大下氏:指紋対策用、傷用、埃用などさまざまなアルゴリズムのパラメーターを変えてリトライを行います。ただ、闇雲に読み込み直しをかけるわけではありません。読めない傷を延々と読み込もうとしてしまったら、OSがエラーを起こしてしまいますから。

山之内氏:PURE READの効き具合は選べるのですか?

大下氏:ユーティリティソフトから、「パーフェクトモード」「マスターモード」「標準モード」のいずれかを選択することができます。デフォルト設定は標準トモードにしています。パーフェクトモードでは一切の補間をせず、一定回数リトライして駄目だったら読み込みを停止します。マスターモードでは、一定回数リトライしたのち、補間を行います。

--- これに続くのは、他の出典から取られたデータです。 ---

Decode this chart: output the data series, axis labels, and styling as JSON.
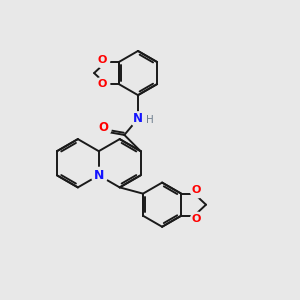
{
  "bg": "#e8e8e8",
  "bc": "#1a1a1a",
  "red": "#ff0000",
  "blue": "#1414ff",
  "gray": "#708090",
  "lw": 1.4,
  "figsize": [
    3.0,
    3.0
  ],
  "dpi": 100,
  "xlim": [
    0,
    10
  ],
  "ylim": [
    0,
    10
  ]
}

反射して返ってきた光が乱れたときにどう処理するかがドライブメーカーの個性だと思います。ドライブメーカーは、放射状/円周上についた傷を模したテスト用ディスクを使って読み取り性能を検証していますが、実際のCDにつく傷というのはテストディスクとは違っていろいろな種類のものが混在しているんです。そういったさまざまな傷に、それぞれ違った対応が必要なわけですよね。全てに対応すればいいかというとそうでもなく、乱れた光をやり過ごすなど取捨選択をする必要があります。そこが技術者の力の見せ所ですね。


■今後の展開について

山之内氏:CD/DVDのマルチドライブではなく、CD専用ドライブにした場合は、性能的にもっとよくなる可能性はあるのでしょうか?

大下氏:CDとDVDの回路はもともと独立している部分もあって、そういったことはあまりないと思います。CD用にチップを作るくらいのところから始めれば、違うかもしれませんが。

ただ、BDとのマルチドライブの場合は変わってくると思います。ピックアップ部などの性能がより高くなっているので、読みにくかったディスクも読めるようになったり、読み込み時間が多少短縮でる可能性もあります。

山之内氏:いまはPC用のドライブとして単体で販売されていますが、いずれオーディオコンポにPURE READ搭載したモデルが出てくるといいですね。例えばカーオーディオで、内蔵HDDに直接CDをリッピングできるモデルがありますよね。ああいったものにもPURE READ搭載の製品があると、とてもいいなと思うのですが。

近藤氏:今後PCレスでの用途にも拡大できたら面白いですね。関連部門にもメッセージを伝えたいと思います。

山之内氏:今後を楽しみにしています。ありがとうございました。